“What if he dismisses you?”
“Then you will soon be arguing with another governess.”
Ivy heard the girl’s apology but did not linger to acknowledge it. She hurried to her room and from the window witnessed the duke canter into view on his gray. His cloak billowed out like a black sail. The two heavyset men riding in his wake enhanced his dashing, devil-may-care appearance.
Ivy felt an irrational urge to open the window and demand to know what he had been doing at this hour. Perhaps it was at this unguarded moment of emotion that the green-eyed monster of jealousy crept into the chamber and, finding a disquieted soul, offered to keep her company into the night.
She would have been better off with Mary’s precocious honesty or Walker’s fears. Her uninvited guest tormented her with sly dialogue.
Where would the duke have gone so mysteriously, in the middle of the night?
He could have gone to visit a neighbor, Ivy reasoned. Or a tenant who had taken ill after supper. That was a decent landlord’s duty.
He could have gone in search of the sexual gratification you refused him. Do you not remember how his reception room overflowed with women on the day of his interview?
Ivy could hardly forget.
But he had chosen her—as a governess.
He kissed you at a masquerade ball five years ago. Twice you have let him go now.
Ivy stood firm. He’d probably gone hunting. She had heard gunshots fired.
Indeed, the voice mocked her. And his prey begged to be caught. What do you know of the games that sophisticated lovers play?
Ivy drew back into the curtains. As James drew nearer, he swayed unsteadily in the saddle and then slid to the ground without his customary agility. One of his companions dismounted and hastened to his side.
Ivy’s heart raced. Had he been shot? It didn’t seem possible that anything could diminish his vitality. He had been injured at war and survived to return to the ruling class. Still, he was mortal, no matter how everyone had come to place him on a pedestal.
He’s been fighting over a woman, the voice taunted in glee.
“You wicked man,” she said, wanting to pound her fist on the window and run to his aid at once.

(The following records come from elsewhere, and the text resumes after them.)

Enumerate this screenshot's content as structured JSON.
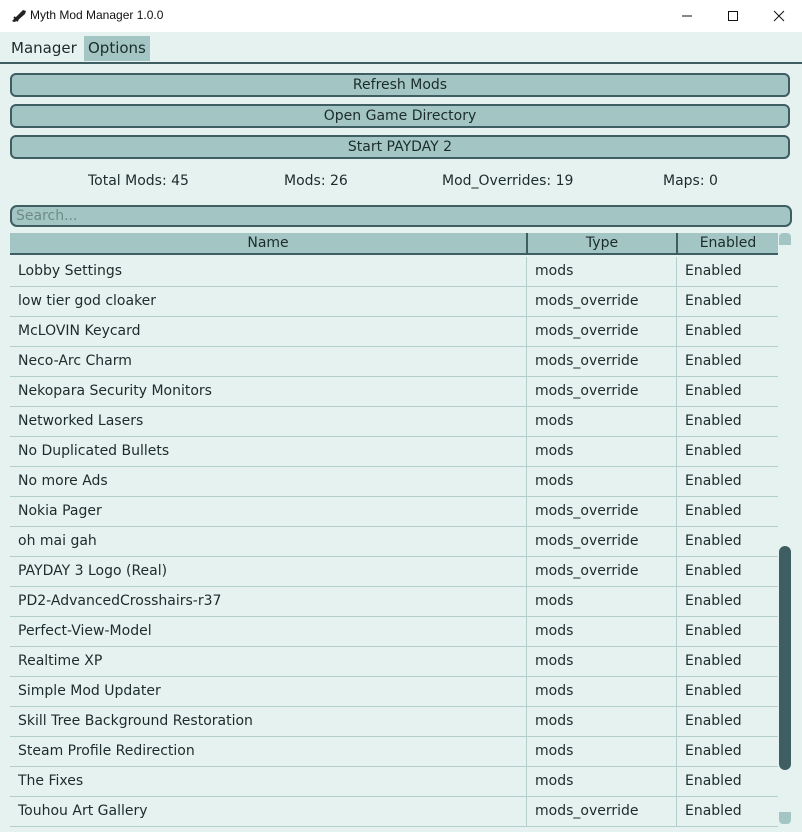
{
  "window": {
    "title": "Myth Mod Manager 1.0.0",
    "icons": {
      "app": "dagger-icon",
      "minimize": "minimize-icon",
      "maximize": "maximize-icon",
      "close": "close-icon"
    }
  },
  "menu": {
    "items": [
      {
        "label": "Manager"
      },
      {
        "label": "Options"
      }
    ],
    "active": "Options"
  },
  "actions": {
    "refresh": "Refresh Mods",
    "open_dir": "Open Game Directory",
    "start": "Start PAYDAY 2"
  },
  "stats": {
    "total": "Total Mods: 45",
    "mods": "Mods: 26",
    "overrides": "Mod_Overrides: 19",
    "maps": "Maps: 0"
  },
  "search": {
    "placeholder": "Search..."
  },
  "table": {
    "columns": [
      "Name",
      "Type",
      "Enabled"
    ],
    "rows": [
      [
        "Lobby Settings",
        "mods",
        "Enabled"
      ],
      [
        "low tier god cloaker",
        "mods_override",
        "Enabled"
      ],
      [
        "McLOVIN Keycard",
        "mods_override",
        "Enabled"
      ],
      [
        "Neco-Arc Charm",
        "mods_override",
        "Enabled"
      ],
      [
        "Nekopara Security Monitors",
        "mods_override",
        "Enabled"
      ],
      [
        "Networked Lasers",
        "mods",
        "Enabled"
      ],
      [
        "No Duplicated Bullets",
        "mods",
        "Enabled"
      ],
      [
        "No more Ads",
        "mods",
        "Enabled"
      ],
      [
        "Nokia Pager",
        "mods_override",
        "Enabled"
      ],
      [
        "oh mai gah",
        "mods_override",
        "Enabled"
      ],
      [
        "PAYDAY 3 Logo (Real)",
        "mods_override",
        "Enabled"
      ],
      [
        "PD2-AdvancedCrosshairs-r37",
        "mods",
        "Enabled"
      ],
      [
        "Perfect-View-Model",
        "mods",
        "Enabled"
      ],
      [
        "Realtime XP",
        "mods",
        "Enabled"
      ],
      [
        "Simple Mod Updater",
        "mods",
        "Enabled"
      ],
      [
        "Skill Tree Background Restoration",
        "mods",
        "Enabled"
      ],
      [
        "Steam Profile Redirection",
        "mods",
        "Enabled"
      ],
      [
        "The Fixes",
        "mods",
        "Enabled"
      ],
      [
        "Touhou Art Gallery",
        "mods_override",
        "Enabled"
      ]
    ]
  },
  "colors": {
    "background": "#e6f2f0",
    "button": "#a3c6c4",
    "border": "#3e5e62",
    "text": "#1c2b2b"
  }
}
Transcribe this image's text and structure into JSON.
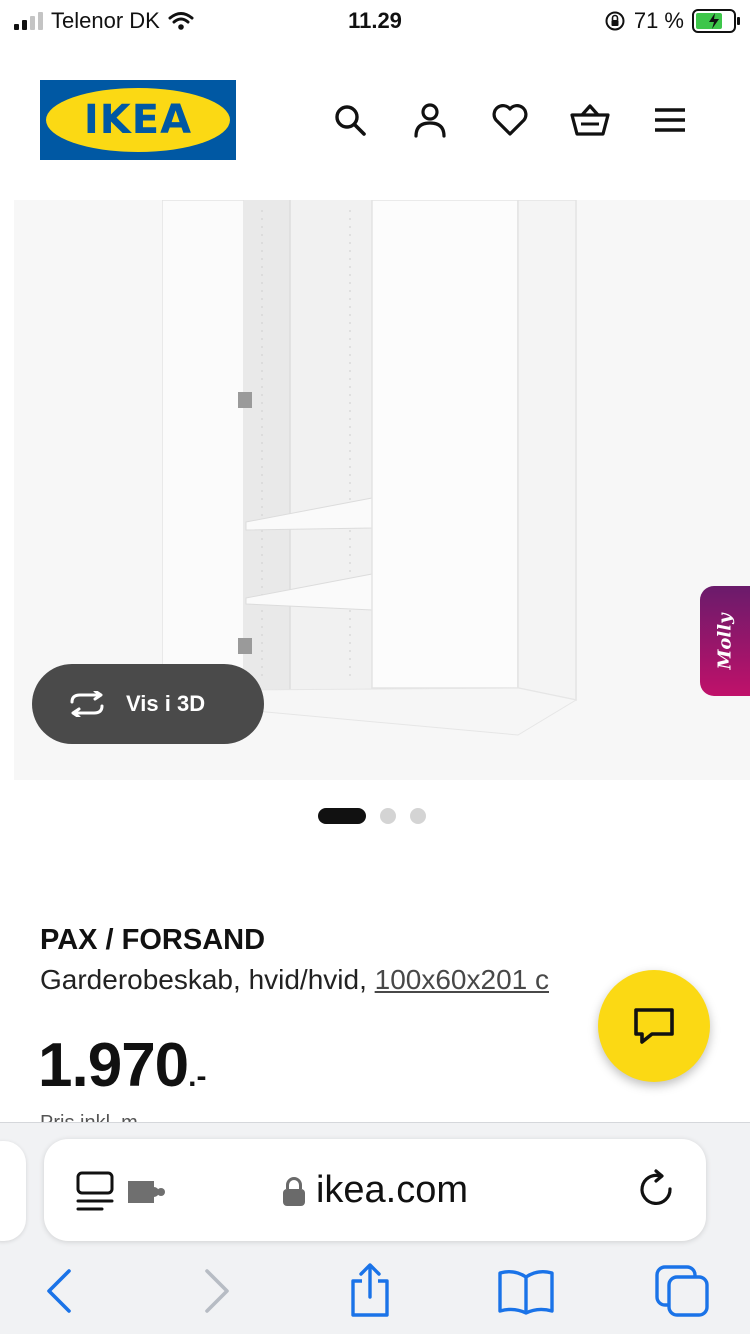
{
  "status_bar": {
    "carrier": "Telenor DK",
    "time": "11.29",
    "battery": "71 %",
    "battery_level": 0.71,
    "icons": [
      "signal-icon",
      "wifi-icon",
      "orientation-lock-icon",
      "battery-charging-icon"
    ]
  },
  "header": {
    "logo_text": "IKEA",
    "icons": [
      "search-icon",
      "user-icon",
      "heart-icon",
      "basket-icon",
      "menu-icon"
    ]
  },
  "gallery": {
    "view_3d_label": "Vis i 3D",
    "assistant_label": "Molly",
    "slide_count": 3,
    "active_slide": 1
  },
  "product": {
    "name": "PAX / FORSAND",
    "description": "Garderobeskab, hvid/hvid, ",
    "size": "100x60x201 c",
    "price": "1.970",
    "price_suffix": ".-",
    "price_note": "Pris inkl. m"
  },
  "browser": {
    "url": "ikea.com",
    "toolbar": [
      "back-icon",
      "forward-icon",
      "share-icon",
      "bookmarks-icon",
      "tabs-icon"
    ]
  },
  "colors": {
    "ikea_blue": "#0058a3",
    "ikea_yellow": "#fbd914",
    "safari_blue": "#1a73e8"
  }
}
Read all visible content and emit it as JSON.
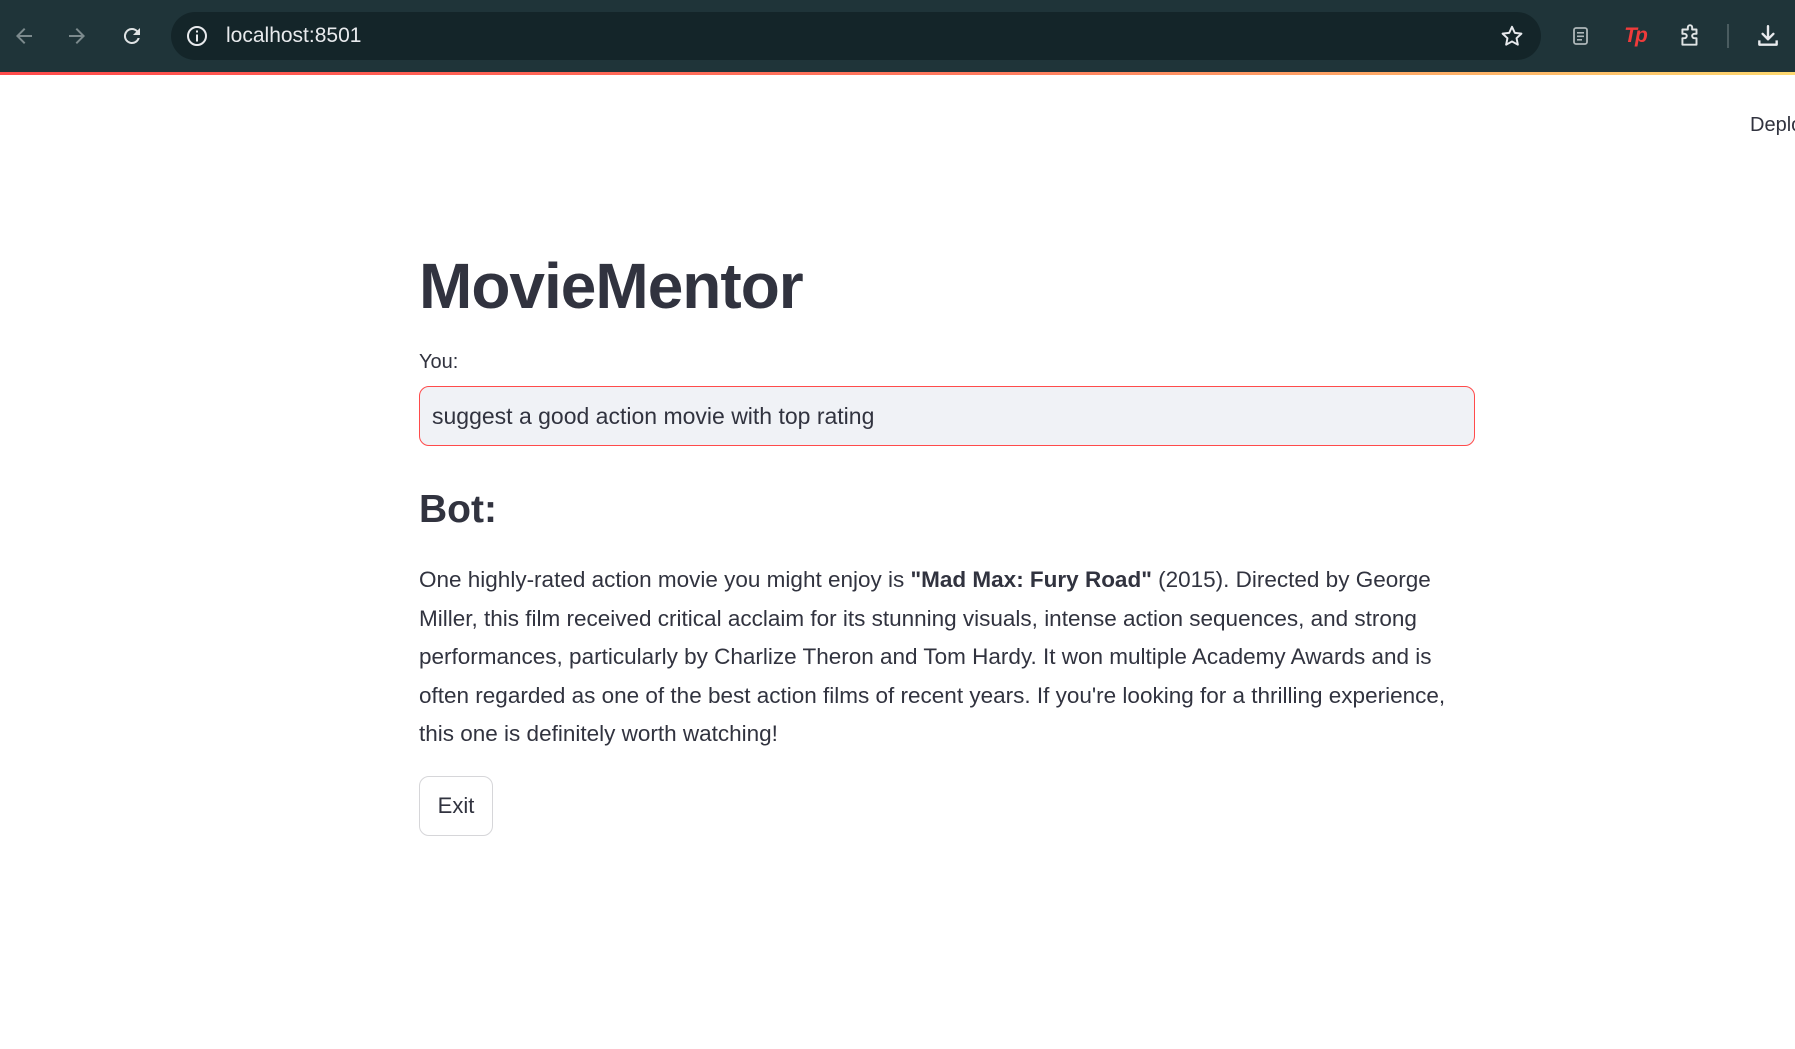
{
  "browser": {
    "url": "localhost:8501",
    "extension_label": "Tp"
  },
  "header": {
    "deploy_label": "Deploy"
  },
  "app": {
    "title": "MovieMentor",
    "input_label": "You:",
    "input_value": "suggest a good action movie with top rating",
    "bot_heading": "Bot:",
    "response_intro": "One highly-rated action movie you might enjoy is ",
    "response_bold": "\"Mad Max: Fury Road\"",
    "response_rest": " (2015). Directed by George Miller, this film received critical acclaim for its stunning visuals, intense action sequences, and strong performances, particularly by Charlize Theron and Tom Hardy. It won multiple Academy Awards and is often regarded as one of the best action films of recent years. If you're looking for a thrilling experience, this one is definitely worth watching!",
    "exit_label": "Exit"
  },
  "colors": {
    "chrome_bg": "#1f3439",
    "omnibox_bg": "#142529",
    "text": "#31333f",
    "accent": "#ff4b4b",
    "input_bg": "#f0f2f6"
  }
}
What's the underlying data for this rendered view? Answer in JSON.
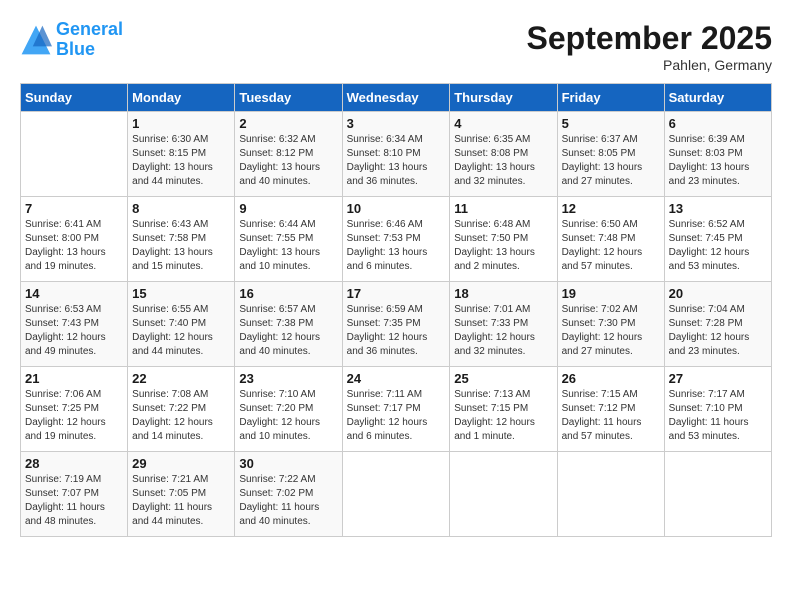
{
  "header": {
    "logo_line1": "General",
    "logo_line2": "Blue",
    "month_title": "September 2025",
    "subtitle": "Pahlen, Germany"
  },
  "days_of_week": [
    "Sunday",
    "Monday",
    "Tuesday",
    "Wednesday",
    "Thursday",
    "Friday",
    "Saturday"
  ],
  "weeks": [
    [
      {
        "day": "",
        "info": ""
      },
      {
        "day": "1",
        "info": "Sunrise: 6:30 AM\nSunset: 8:15 PM\nDaylight: 13 hours\nand 44 minutes."
      },
      {
        "day": "2",
        "info": "Sunrise: 6:32 AM\nSunset: 8:12 PM\nDaylight: 13 hours\nand 40 minutes."
      },
      {
        "day": "3",
        "info": "Sunrise: 6:34 AM\nSunset: 8:10 PM\nDaylight: 13 hours\nand 36 minutes."
      },
      {
        "day": "4",
        "info": "Sunrise: 6:35 AM\nSunset: 8:08 PM\nDaylight: 13 hours\nand 32 minutes."
      },
      {
        "day": "5",
        "info": "Sunrise: 6:37 AM\nSunset: 8:05 PM\nDaylight: 13 hours\nand 27 minutes."
      },
      {
        "day": "6",
        "info": "Sunrise: 6:39 AM\nSunset: 8:03 PM\nDaylight: 13 hours\nand 23 minutes."
      }
    ],
    [
      {
        "day": "7",
        "info": "Sunrise: 6:41 AM\nSunset: 8:00 PM\nDaylight: 13 hours\nand 19 minutes."
      },
      {
        "day": "8",
        "info": "Sunrise: 6:43 AM\nSunset: 7:58 PM\nDaylight: 13 hours\nand 15 minutes."
      },
      {
        "day": "9",
        "info": "Sunrise: 6:44 AM\nSunset: 7:55 PM\nDaylight: 13 hours\nand 10 minutes."
      },
      {
        "day": "10",
        "info": "Sunrise: 6:46 AM\nSunset: 7:53 PM\nDaylight: 13 hours\nand 6 minutes."
      },
      {
        "day": "11",
        "info": "Sunrise: 6:48 AM\nSunset: 7:50 PM\nDaylight: 13 hours\nand 2 minutes."
      },
      {
        "day": "12",
        "info": "Sunrise: 6:50 AM\nSunset: 7:48 PM\nDaylight: 12 hours\nand 57 minutes."
      },
      {
        "day": "13",
        "info": "Sunrise: 6:52 AM\nSunset: 7:45 PM\nDaylight: 12 hours\nand 53 minutes."
      }
    ],
    [
      {
        "day": "14",
        "info": "Sunrise: 6:53 AM\nSunset: 7:43 PM\nDaylight: 12 hours\nand 49 minutes."
      },
      {
        "day": "15",
        "info": "Sunrise: 6:55 AM\nSunset: 7:40 PM\nDaylight: 12 hours\nand 44 minutes."
      },
      {
        "day": "16",
        "info": "Sunrise: 6:57 AM\nSunset: 7:38 PM\nDaylight: 12 hours\nand 40 minutes."
      },
      {
        "day": "17",
        "info": "Sunrise: 6:59 AM\nSunset: 7:35 PM\nDaylight: 12 hours\nand 36 minutes."
      },
      {
        "day": "18",
        "info": "Sunrise: 7:01 AM\nSunset: 7:33 PM\nDaylight: 12 hours\nand 32 minutes."
      },
      {
        "day": "19",
        "info": "Sunrise: 7:02 AM\nSunset: 7:30 PM\nDaylight: 12 hours\nand 27 minutes."
      },
      {
        "day": "20",
        "info": "Sunrise: 7:04 AM\nSunset: 7:28 PM\nDaylight: 12 hours\nand 23 minutes."
      }
    ],
    [
      {
        "day": "21",
        "info": "Sunrise: 7:06 AM\nSunset: 7:25 PM\nDaylight: 12 hours\nand 19 minutes."
      },
      {
        "day": "22",
        "info": "Sunrise: 7:08 AM\nSunset: 7:22 PM\nDaylight: 12 hours\nand 14 minutes."
      },
      {
        "day": "23",
        "info": "Sunrise: 7:10 AM\nSunset: 7:20 PM\nDaylight: 12 hours\nand 10 minutes."
      },
      {
        "day": "24",
        "info": "Sunrise: 7:11 AM\nSunset: 7:17 PM\nDaylight: 12 hours\nand 6 minutes."
      },
      {
        "day": "25",
        "info": "Sunrise: 7:13 AM\nSunset: 7:15 PM\nDaylight: 12 hours\nand 1 minute."
      },
      {
        "day": "26",
        "info": "Sunrise: 7:15 AM\nSunset: 7:12 PM\nDaylight: 11 hours\nand 57 minutes."
      },
      {
        "day": "27",
        "info": "Sunrise: 7:17 AM\nSunset: 7:10 PM\nDaylight: 11 hours\nand 53 minutes."
      }
    ],
    [
      {
        "day": "28",
        "info": "Sunrise: 7:19 AM\nSunset: 7:07 PM\nDaylight: 11 hours\nand 48 minutes."
      },
      {
        "day": "29",
        "info": "Sunrise: 7:21 AM\nSunset: 7:05 PM\nDaylight: 11 hours\nand 44 minutes."
      },
      {
        "day": "30",
        "info": "Sunrise: 7:22 AM\nSunset: 7:02 PM\nDaylight: 11 hours\nand 40 minutes."
      },
      {
        "day": "",
        "info": ""
      },
      {
        "day": "",
        "info": ""
      },
      {
        "day": "",
        "info": ""
      },
      {
        "day": "",
        "info": ""
      }
    ]
  ]
}
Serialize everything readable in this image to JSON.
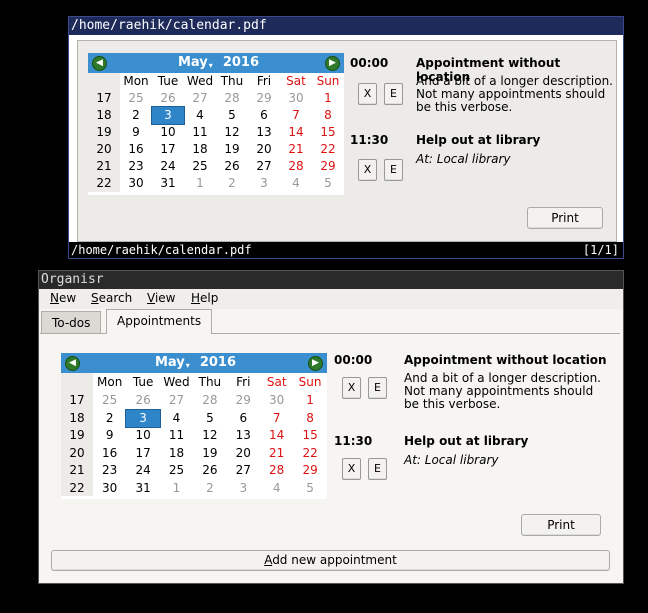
{
  "pdf": {
    "title": "/home/raehik/calendar.pdf",
    "status_path": "/home/raehik/calendar.pdf",
    "page_indicator": "[1/1]"
  },
  "organisr": {
    "title": "Organisr",
    "menu": [
      "New",
      "Search",
      "View",
      "Help"
    ],
    "tabs": [
      "To-dos",
      "Appointments"
    ],
    "active_tab": "Appointments",
    "add_button": "Add new appointment",
    "print_button": "Print"
  },
  "calendar": {
    "month": "May",
    "year": "2016",
    "day_headers": [
      "Mon",
      "Tue",
      "Wed",
      "Thu",
      "Fri",
      "Sat",
      "Sun"
    ],
    "weeks": [
      {
        "week": "17",
        "days": [
          "25",
          "26",
          "27",
          "28",
          "29",
          "30",
          "1"
        ]
      },
      {
        "week": "18",
        "days": [
          "2",
          "3",
          "4",
          "5",
          "6",
          "7",
          "8"
        ]
      },
      {
        "week": "19",
        "days": [
          "9",
          "10",
          "11",
          "12",
          "13",
          "14",
          "15"
        ]
      },
      {
        "week": "20",
        "days": [
          "16",
          "17",
          "18",
          "19",
          "20",
          "21",
          "22"
        ]
      },
      {
        "week": "21",
        "days": [
          "23",
          "24",
          "25",
          "26",
          "27",
          "28",
          "29"
        ]
      },
      {
        "week": "22",
        "days": [
          "30",
          "31",
          "1",
          "2",
          "3",
          "4",
          "5"
        ]
      }
    ],
    "selected_day": "3"
  },
  "appointments": [
    {
      "time": "00:00",
      "title": "Appointment without location",
      "description": "And a bit of a longer description. Not many appointments should be this verbose.",
      "location": ""
    },
    {
      "time": "11:30",
      "title": "Help out at library",
      "description": "",
      "location": "At: Local library"
    }
  ],
  "buttons": {
    "delete": "X",
    "edit": "E",
    "print": "Print"
  }
}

The sinner. Risking his life over a woman who wasn’t Ivy or even the lady from London he invited to sin with him in his exquisite home.
Fickle, the voice said in the silence.
Amoral.
Passionate.
She wished she could ask her sisters’ opinion instead of listening to this plaguesome voice in her head. Her sisters might try to confirm her first suspicion, that the duke had merely been out hunting.
But for what at this time of night? Or whom? And why did he need assistance to dismount? Was he drunk?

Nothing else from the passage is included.